The survey showed, among other things, that:
• An increasing number of employers are specifying a salary in job advertisements;
• A good salary, a permanent contract and a good working atmosphere are the three most important pull factors;
• A transparent salary structure increases productivity and commitment.
For 55% of the Dutch Labour Force, a good salary is one of the most important reasons for choosing an employer. The fact that this is at the top of the list of important pull factors has not changed for quite some time. Despite this fact, there still appears to be a considerable gap between what attracts employees and what employers present in their vacancy texts. A survey by Jobdigger shows that of all the vacancies posted, 26% actually state a salary. Although this percentage has increased, especially in 2020, a large proportion of vacancies still do not contain any indication of the most important pull factor.
However, the percentage of vacancies stating the salary has been rising in recent years. In 2019, the number of vacancies stating a salary was just 18%. The fact that this percentage has risen sharply in 2020 may be a direct or indirect consequence of the corona crisis or may have arisen due to the scarcity on the labour market and the competition between employers that this entails. The recently rolled-out Google for Jobs and the ranking it applies can also be an incentive for employers to start including a salary indication in vacancies. Stating a salary is highly valued by the platform and can give an employer an edge over competitors who do not. Moreover, stating salary in job advertisements is, of course, also a way of paying attention to the much-discussed gender pay gap and thus breaking the salary taboo.
A survey conducted by Glassdoor in 2015 also shows the importance of (and increasing demand for) salary transparency. In recent years, there has been an upward trend from the so-called ‘traditional secrecy in the workplace’ to a more transparent salary policy. In his blog, Geert-Jan Waasdorp, director of Intelligence Group, also discusses the importance of an equal and transparent pay structure between men and women and its effects on (female) employees. It also emerges that the European Commission is proposing measures for remuneration transparency. This transparency also has an effect on the search for a new job. Job seekers weigh up the costs (the effort and time spent looking for information) against the benefits (getting a better job or a higher salary). Making this information more transparent encourages more people to look for a job, reduces the period of unemployment for workers and potentially leads to higher quality job matches. In addition, the majority of research shows that employees are more productive and engaged when pay structures are transparent and predictable.

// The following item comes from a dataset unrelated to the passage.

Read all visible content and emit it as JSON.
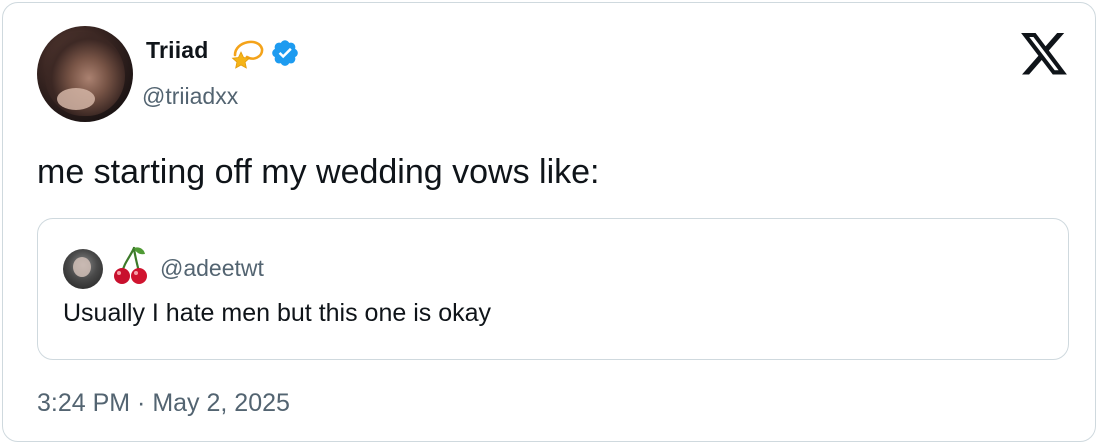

As mentioned earlier, a good salary is one of the most important pull factors for most people. In 2020, 55% of the labour force considered a good salary an important pull factor. Men seem to find this much more important than women do. Half of the women consider this to be an important pull factor, while the figure for men is 60%. There is also a remarkable pattern in terms of age category and level of education. As age increases, the importance of a good salary as a reason for choosing an employer decreases. 58% of the Dutch Labour Force under 30 years of age consider a good salary to be an important pull factor, while this is the case for 51% of those aged 50 and over. A breakdown by educational level also shows a clear difference. Of all Lower Vocational Education graduates, 59% consider a good salary an important reason for choosing an employer, while this is much lower for university graduates (52%).
As the table below shows, in addition to salary, a number of other pull factors are also relatively important. The working atmosphere, having a permanent contract, job content and travel time are in the top 5, together with salary.
|The top 10 pullfactors in 2020|
|1. Good salary|
|2. Working atmosphere|
|3. Permanent contract|
|4. Job content|
|5. Close to home/acceptable travel time|
|6. Challenge in the job|
|7. Job independence|
|8. Acceptable workload|
|9. Variety of work|
|10. Good fringe benefits/CLA|
Source: Intelligence Group 2020
Despite the fact that the main pull factors of the Dutch Labour Force have not or hardly changed, differences can be seen when this group is broken down. The positive trend of salary transparency is expected to continue, partly due to the scarcity in the labour market, the closing of the gender pay gap and possibly salary competition between employers. The fact that the European Union has recently presented a proposal to ensure that men and women are paid equally for the same work will undoubtedly contribute to this. In other words, hopefully, a step in the right direction!